В душные неподвижные вечера, золотые от зорь, отец читал нам куски из своего манускрипта. Увлекательный полет идеи позволял ему иногда забыть о грозном присутствии Адели.
Пришли теплые молдавские ветры, подступило огромное желтое однообразие, сладостное бесплодное веянье с юга. Осень не хотела кончаться. Словно мыльные пузыри вставали дни, всё прекрасней и эфирней, и каждый казался столь бесконечно утонченным, что всякий миг существования был чудом, продолжившимся через меру и почти болезненным.
В тишине этих дней, глубоких и прекрасных, незаметно менялось вещество листвы, так что в какой-то из них деревья явились в соломенном огне совершенно дематериализовавшихся листьев, в красе, легкой, как выцвет половы, как налет цветных конфетти — великолепными павлинами и фениксами, которым стоит встряхнуться и плеснуть крылом, чтобы уронить безупречное, легче папиросной бумаги, отлинявшее и больше не нужное перо.
МЕРТВЫЙ СЕЗОН
В пять часов утра — утра, сияющего в раннем солнце, дом наш давно купался в беззаветной и тихой ранней яркости. Никем в торжественный этот час не подглядываемый, он исподволь и целиком входил — покуда в полумраке зашторенных комнат еще длилось согласное дыхание спящих — в тишину раннего зноя, в пылавший на солнце фасад, словно бы слепленный по всей поверхности из сладко смеженных век. Пользуясь безмолвием торжественных этих часов, поглощал он изначальный огнь ранней рани сомлевающим в ослепительности сладко уснувшим лицом, всеми черточками, вздрагивавшими во сне от грез напряженной поры. Тень акации у дома, ярко колеблемая на жарких этих веках, снова и снова, словно на фортепиано, повторяла на их поверхности одинаковую выполаскиваемую дуновениями блистающую свою фразу, тщетно желая вникнуть в суть золотого сна. Полотняные шторы порциями глотали утренний пожар и смугло загорали, обмирая в бескрайнем сверкании.

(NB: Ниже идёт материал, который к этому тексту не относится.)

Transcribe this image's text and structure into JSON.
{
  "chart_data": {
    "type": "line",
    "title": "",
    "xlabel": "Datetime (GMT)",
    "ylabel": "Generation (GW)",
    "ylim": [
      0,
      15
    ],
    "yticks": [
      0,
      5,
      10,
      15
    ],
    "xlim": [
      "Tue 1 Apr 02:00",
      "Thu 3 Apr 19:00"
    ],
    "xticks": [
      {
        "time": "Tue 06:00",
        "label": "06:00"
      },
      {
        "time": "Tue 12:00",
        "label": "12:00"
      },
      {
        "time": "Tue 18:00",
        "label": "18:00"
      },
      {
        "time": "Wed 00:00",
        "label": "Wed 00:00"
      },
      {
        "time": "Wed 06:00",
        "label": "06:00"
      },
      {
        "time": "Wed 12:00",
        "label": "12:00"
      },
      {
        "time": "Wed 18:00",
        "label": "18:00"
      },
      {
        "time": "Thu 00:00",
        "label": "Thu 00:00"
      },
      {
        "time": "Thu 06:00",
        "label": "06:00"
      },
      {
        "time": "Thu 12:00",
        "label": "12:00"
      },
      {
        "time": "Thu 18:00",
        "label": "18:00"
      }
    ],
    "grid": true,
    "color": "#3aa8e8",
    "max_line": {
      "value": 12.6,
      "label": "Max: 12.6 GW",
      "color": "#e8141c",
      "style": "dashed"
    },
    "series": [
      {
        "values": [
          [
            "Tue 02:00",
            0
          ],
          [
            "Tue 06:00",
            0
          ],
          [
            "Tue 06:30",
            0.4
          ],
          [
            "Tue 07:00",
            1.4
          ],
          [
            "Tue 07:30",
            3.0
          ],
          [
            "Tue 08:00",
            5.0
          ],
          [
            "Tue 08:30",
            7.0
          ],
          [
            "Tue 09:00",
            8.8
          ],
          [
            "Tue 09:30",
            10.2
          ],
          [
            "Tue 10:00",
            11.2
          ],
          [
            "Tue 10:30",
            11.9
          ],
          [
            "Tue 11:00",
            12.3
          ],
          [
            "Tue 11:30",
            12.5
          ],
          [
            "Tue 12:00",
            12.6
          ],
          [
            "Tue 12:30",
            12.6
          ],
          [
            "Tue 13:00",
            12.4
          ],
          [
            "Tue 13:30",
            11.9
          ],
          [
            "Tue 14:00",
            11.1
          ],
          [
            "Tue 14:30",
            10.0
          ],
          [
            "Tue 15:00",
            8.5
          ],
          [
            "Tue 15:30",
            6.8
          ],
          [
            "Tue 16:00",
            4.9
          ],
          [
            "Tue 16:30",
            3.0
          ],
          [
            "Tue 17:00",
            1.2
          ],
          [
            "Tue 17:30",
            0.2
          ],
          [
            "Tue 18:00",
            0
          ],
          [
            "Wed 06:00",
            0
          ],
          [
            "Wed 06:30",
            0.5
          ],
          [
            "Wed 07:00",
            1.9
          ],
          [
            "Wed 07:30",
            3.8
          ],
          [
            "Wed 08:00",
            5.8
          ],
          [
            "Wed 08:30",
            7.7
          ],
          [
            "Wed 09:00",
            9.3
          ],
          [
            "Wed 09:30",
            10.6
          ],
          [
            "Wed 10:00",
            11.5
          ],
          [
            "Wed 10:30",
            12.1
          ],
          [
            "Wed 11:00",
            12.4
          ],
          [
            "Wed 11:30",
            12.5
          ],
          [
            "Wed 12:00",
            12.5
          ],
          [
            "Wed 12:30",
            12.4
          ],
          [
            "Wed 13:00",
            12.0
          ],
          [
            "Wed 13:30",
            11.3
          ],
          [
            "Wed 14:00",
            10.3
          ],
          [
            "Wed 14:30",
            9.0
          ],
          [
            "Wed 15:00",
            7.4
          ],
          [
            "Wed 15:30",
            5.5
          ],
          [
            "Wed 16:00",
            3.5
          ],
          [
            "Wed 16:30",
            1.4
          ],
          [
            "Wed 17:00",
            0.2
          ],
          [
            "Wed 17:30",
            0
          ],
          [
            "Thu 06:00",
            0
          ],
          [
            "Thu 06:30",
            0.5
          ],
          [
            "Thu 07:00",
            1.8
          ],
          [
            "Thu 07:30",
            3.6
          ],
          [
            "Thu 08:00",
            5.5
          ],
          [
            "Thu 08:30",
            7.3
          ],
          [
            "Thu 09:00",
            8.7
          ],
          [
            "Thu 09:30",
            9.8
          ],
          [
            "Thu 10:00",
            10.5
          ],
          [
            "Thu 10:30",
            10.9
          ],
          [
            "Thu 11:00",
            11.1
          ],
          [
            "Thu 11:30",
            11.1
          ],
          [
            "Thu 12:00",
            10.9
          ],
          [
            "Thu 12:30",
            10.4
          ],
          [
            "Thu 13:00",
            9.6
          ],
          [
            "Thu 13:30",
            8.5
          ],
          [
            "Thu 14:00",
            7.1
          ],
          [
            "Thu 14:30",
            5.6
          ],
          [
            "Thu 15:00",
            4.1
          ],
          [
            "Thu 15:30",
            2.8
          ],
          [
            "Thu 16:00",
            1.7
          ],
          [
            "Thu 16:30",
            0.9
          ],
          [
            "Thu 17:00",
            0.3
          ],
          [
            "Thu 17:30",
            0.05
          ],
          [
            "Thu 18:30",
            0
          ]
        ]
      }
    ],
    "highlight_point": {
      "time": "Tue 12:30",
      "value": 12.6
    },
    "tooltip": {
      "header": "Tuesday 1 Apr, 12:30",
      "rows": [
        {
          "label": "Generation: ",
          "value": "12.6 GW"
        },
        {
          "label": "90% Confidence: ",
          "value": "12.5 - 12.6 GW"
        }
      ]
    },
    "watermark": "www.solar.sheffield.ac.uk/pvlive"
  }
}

В этот ранний час отец мой, которому уже не спалось, нагруженный книгами, спускался отворять магазин в первом этаже дома. Какой-то миг, замерев и зажмурившись, он стоял в дверях, не даваясь могучему натиску солнечного пламени. Осолнцованная стена истомно принимала его в свою плоскость, блаженно гладкую и до самоотрицания ровную. На миг он получался плоским отцом, ушедшим в фасад, ощущавшим, как ветвятся руки, подрагивающие и теплые, врубцовываясь заподлицо в золотую штукатурку фасада. (Сколько отцов, ступив с последней ступеньки, навеки вросли в фасады в пять часов утра. Сколько отцов таким манером навечно стали привратниками собственного парадного, барельефами в проеме, с рукою на дверной ручке и лицом, сплошь превращенным в параллельные и добрые морщины, по которым любовно водят потом пальцы сыновей, ища последний отцовский след, навечно теперь втопленный в универсальную улыбку фасада.) Однако последним усилием воли он отъединялся, обретал третье измерение и, вновь очеловеченный, освобождал окованные двери лавки от замков и железных шкворней.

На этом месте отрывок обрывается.